当不同核之间操作同一块全局内存且可能存在读后写、写后读以及写后写等数据依赖问题时，通过调用该函数来插入同步语句来避免上述数据依赖时可能出现的数据读写错误问题。调用IBSet设置某一个核的标志位，与IBWait成对出现配合使用，表示核之间的同步等待指令，等待某一个核操作完成。

函数原型

template <bool isAIVOnly = true>
__aicore__ inline void IBSet(const GlobalTensor<int32_t>& gmWorkspace, const LocalTensor<int32_t>& ubWorkspace, int32_t blockIdx, int32_t eventID)

参数说明

表 1 模板参数说明

参数名	描述
isAIVOnly	控制是否为AIVOnly模式，默认为true。

表 2 接口参数说明

参数名	输入/输出	描述
gmWorkspace	输出	外部存储核状态的公共缓存，类型为GlobalTensor。GlobalTensor数据结构的定义请参考GlobalTensor。
ubWorkspace	输入	存储当前核状态的公共缓存。类型为LocalTensor，支持的TPosition为VECIN/VECCALC/VECOUT。
blockIdx	输入	表示等待核的idx号，取值范围：[0, 核数-1]。
eventID	输入	用来控制当前核的set、wait事件。

返回值说明

无

约束说明

gmWorkspace申请的空间最少要求为：核数 * 32Bytes * eventID_max + blockIdx_max * 32Bytes + 32Bytes。

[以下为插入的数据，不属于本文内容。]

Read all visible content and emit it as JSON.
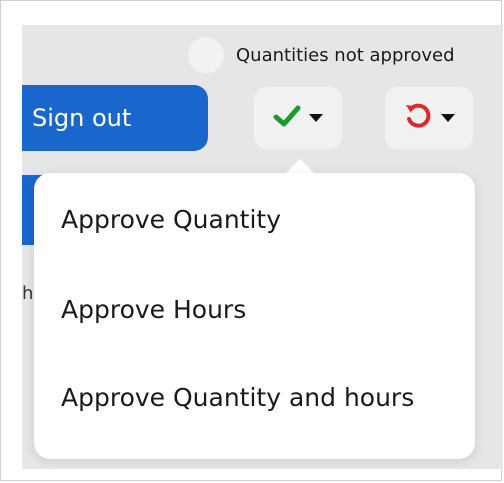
{
  "status": {
    "text": "Quantities not approved"
  },
  "toolbar": {
    "signout_label": "Sign out",
    "approve_icon": "check-icon",
    "revert_icon": "undo-icon",
    "approve_color": "#1a9b2f",
    "revert_color": "#d92b2b",
    "accent_color": "#1967cc"
  },
  "menu": {
    "items": [
      {
        "label": "Approve Quantity"
      },
      {
        "label": "Approve Hours"
      },
      {
        "label": "Approve Quantity and hours"
      }
    ]
  },
  "background": {
    "side_fragment": "h"
  }
}
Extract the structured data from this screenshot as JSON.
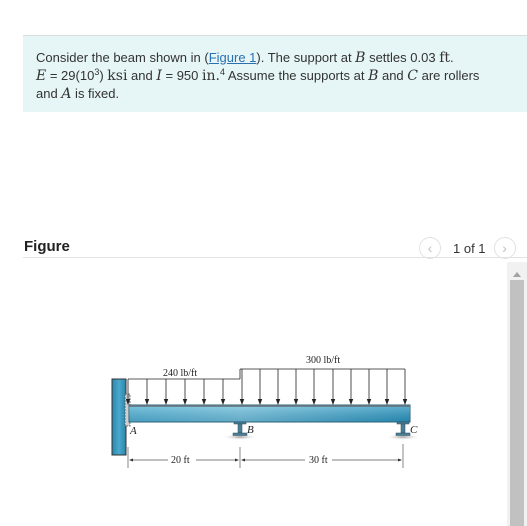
{
  "problem": {
    "line1_pre": "Consider the beam shown in (",
    "figure_link": "Figure 1",
    "line1_post": "). The support at ",
    "var_B": "B",
    "settles_text": " settles 0.03 ",
    "unit_ft": "ft",
    "period": ".",
    "var_E": "E",
    "e_eq": " = 29(10",
    "e_exp": "3",
    "e_close": ") ",
    "unit_ksi": "ksi",
    "and1": " and ",
    "var_I": "I",
    "i_eq": " = 950 ",
    "unit_in": "in.",
    "i_exp": "4",
    "assume": " Assume the supports at ",
    "var_B2": "B",
    "and2": " and ",
    "var_C": "C",
    "rollers": " are rollers",
    "and3": "and ",
    "var_A": "A",
    "fixed": " is fixed."
  },
  "figure_header": {
    "title": "Figure",
    "pager_text": "1 of 1",
    "prev_icon": "chevron-left-icon",
    "next_icon": "chevron-right-icon"
  },
  "diagram": {
    "load_left": "240 lb/ft",
    "load_right": "300 lb/ft",
    "label_A": "A",
    "label_B": "B",
    "label_C": "C",
    "dim_left": "20 ft",
    "dim_right": "30 ft",
    "colors": {
      "beam": "#3a9fc4",
      "beam_dark": "#1e7fa5",
      "wall": "#2f8fb6",
      "support": "#4a7f95"
    }
  }
}
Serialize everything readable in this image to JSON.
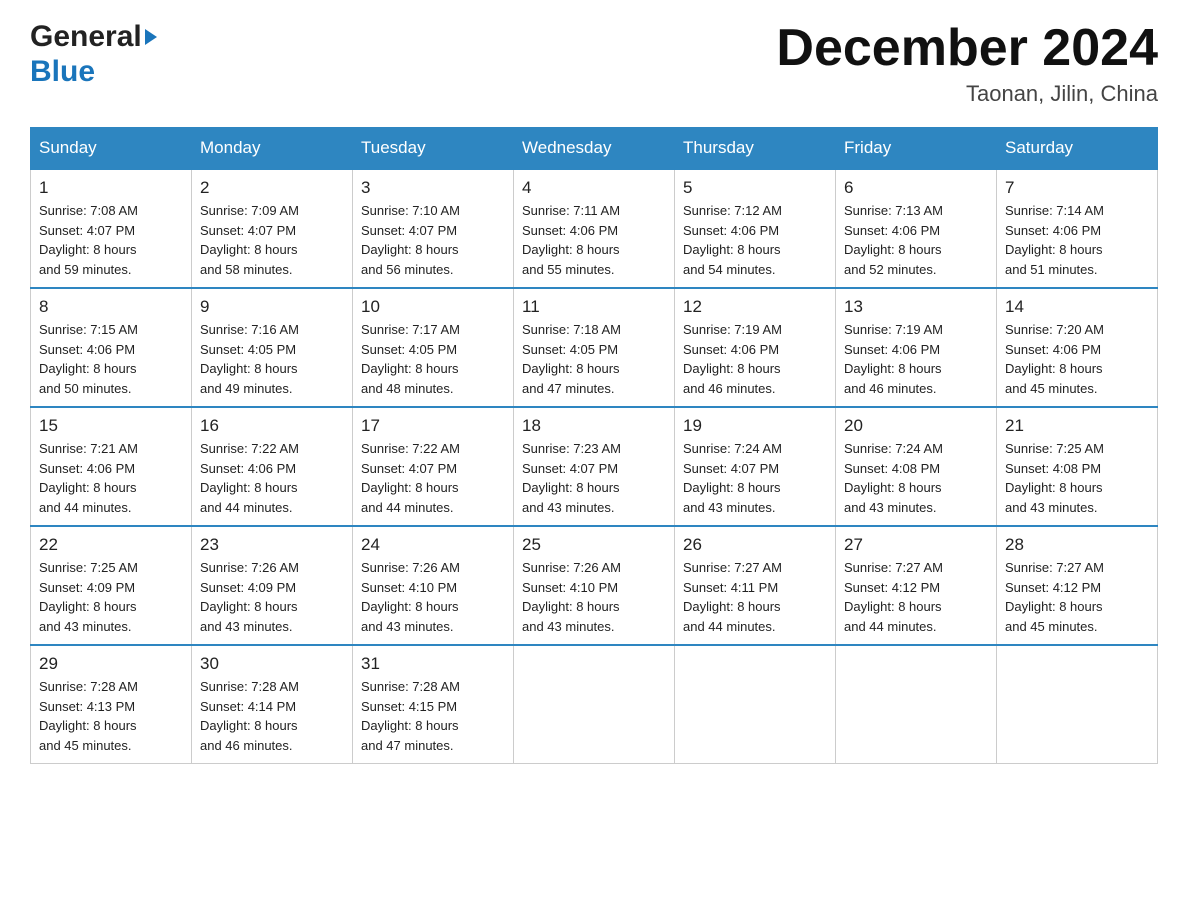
{
  "header": {
    "logo_general": "General",
    "logo_blue": "Blue",
    "month_title": "December 2024",
    "location": "Taonan, Jilin, China"
  },
  "days_of_week": [
    "Sunday",
    "Monday",
    "Tuesday",
    "Wednesday",
    "Thursday",
    "Friday",
    "Saturday"
  ],
  "weeks": [
    [
      {
        "num": "1",
        "sunrise": "7:08 AM",
        "sunset": "4:07 PM",
        "daylight": "8 hours and 59 minutes."
      },
      {
        "num": "2",
        "sunrise": "7:09 AM",
        "sunset": "4:07 PM",
        "daylight": "8 hours and 58 minutes."
      },
      {
        "num": "3",
        "sunrise": "7:10 AM",
        "sunset": "4:07 PM",
        "daylight": "8 hours and 56 minutes."
      },
      {
        "num": "4",
        "sunrise": "7:11 AM",
        "sunset": "4:06 PM",
        "daylight": "8 hours and 55 minutes."
      },
      {
        "num": "5",
        "sunrise": "7:12 AM",
        "sunset": "4:06 PM",
        "daylight": "8 hours and 54 minutes."
      },
      {
        "num": "6",
        "sunrise": "7:13 AM",
        "sunset": "4:06 PM",
        "daylight": "8 hours and 52 minutes."
      },
      {
        "num": "7",
        "sunrise": "7:14 AM",
        "sunset": "4:06 PM",
        "daylight": "8 hours and 51 minutes."
      }
    ],
    [
      {
        "num": "8",
        "sunrise": "7:15 AM",
        "sunset": "4:06 PM",
        "daylight": "8 hours and 50 minutes."
      },
      {
        "num": "9",
        "sunrise": "7:16 AM",
        "sunset": "4:05 PM",
        "daylight": "8 hours and 49 minutes."
      },
      {
        "num": "10",
        "sunrise": "7:17 AM",
        "sunset": "4:05 PM",
        "daylight": "8 hours and 48 minutes."
      },
      {
        "num": "11",
        "sunrise": "7:18 AM",
        "sunset": "4:05 PM",
        "daylight": "8 hours and 47 minutes."
      },
      {
        "num": "12",
        "sunrise": "7:19 AM",
        "sunset": "4:06 PM",
        "daylight": "8 hours and 46 minutes."
      },
      {
        "num": "13",
        "sunrise": "7:19 AM",
        "sunset": "4:06 PM",
        "daylight": "8 hours and 46 minutes."
      },
      {
        "num": "14",
        "sunrise": "7:20 AM",
        "sunset": "4:06 PM",
        "daylight": "8 hours and 45 minutes."
      }
    ],
    [
      {
        "num": "15",
        "sunrise": "7:21 AM",
        "sunset": "4:06 PM",
        "daylight": "8 hours and 44 minutes."
      },
      {
        "num": "16",
        "sunrise": "7:22 AM",
        "sunset": "4:06 PM",
        "daylight": "8 hours and 44 minutes."
      },
      {
        "num": "17",
        "sunrise": "7:22 AM",
        "sunset": "4:07 PM",
        "daylight": "8 hours and 44 minutes."
      },
      {
        "num": "18",
        "sunrise": "7:23 AM",
        "sunset": "4:07 PM",
        "daylight": "8 hours and 43 minutes."
      },
      {
        "num": "19",
        "sunrise": "7:24 AM",
        "sunset": "4:07 PM",
        "daylight": "8 hours and 43 minutes."
      },
      {
        "num": "20",
        "sunrise": "7:24 AM",
        "sunset": "4:08 PM",
        "daylight": "8 hours and 43 minutes."
      },
      {
        "num": "21",
        "sunrise": "7:25 AM",
        "sunset": "4:08 PM",
        "daylight": "8 hours and 43 minutes."
      }
    ],
    [
      {
        "num": "22",
        "sunrise": "7:25 AM",
        "sunset": "4:09 PM",
        "daylight": "8 hours and 43 minutes."
      },
      {
        "num": "23",
        "sunrise": "7:26 AM",
        "sunset": "4:09 PM",
        "daylight": "8 hours and 43 minutes."
      },
      {
        "num": "24",
        "sunrise": "7:26 AM",
        "sunset": "4:10 PM",
        "daylight": "8 hours and 43 minutes."
      },
      {
        "num": "25",
        "sunrise": "7:26 AM",
        "sunset": "4:10 PM",
        "daylight": "8 hours and 43 minutes."
      },
      {
        "num": "26",
        "sunrise": "7:27 AM",
        "sunset": "4:11 PM",
        "daylight": "8 hours and 44 minutes."
      },
      {
        "num": "27",
        "sunrise": "7:27 AM",
        "sunset": "4:12 PM",
        "daylight": "8 hours and 44 minutes."
      },
      {
        "num": "28",
        "sunrise": "7:27 AM",
        "sunset": "4:12 PM",
        "daylight": "8 hours and 45 minutes."
      }
    ],
    [
      {
        "num": "29",
        "sunrise": "7:28 AM",
        "sunset": "4:13 PM",
        "daylight": "8 hours and 45 minutes."
      },
      {
        "num": "30",
        "sunrise": "7:28 AM",
        "sunset": "4:14 PM",
        "daylight": "8 hours and 46 minutes."
      },
      {
        "num": "31",
        "sunrise": "7:28 AM",
        "sunset": "4:15 PM",
        "daylight": "8 hours and 47 minutes."
      },
      null,
      null,
      null,
      null
    ]
  ],
  "labels": {
    "sunrise": "Sunrise:",
    "sunset": "Sunset:",
    "daylight": "Daylight:"
  }
}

（eventID_max和blockIdx_max分别指eventID、blockIdx的最大值）；
注意：如果是AIVOnly模式，核数 = GetBlockNum()；如果是MIX模式，核数 = GetBlockNum() * 2；
ubWorkspace申请的空间最少要求为：32Bytes；
gmWorkspace缓存的值需要初始化为0。
使用该接口进行多核控制时，算子调用时指定的逻辑numBlocks必须保证不大于实际运行该算子的AI处理器核数，否则框架进行多轮调度时会插入异常同步，导致Kernel“卡死”现象。

调用示例

本示例实现功能为使用2个核进行数据处理，每个核均是处理256个half类型数据。核0实现x+y的操作，并将结果放入z的前半部分，核1将核0的计算结果放入x，之后与y相加，结果存入z的后半部分，因此多个核之间需要进行数据同步。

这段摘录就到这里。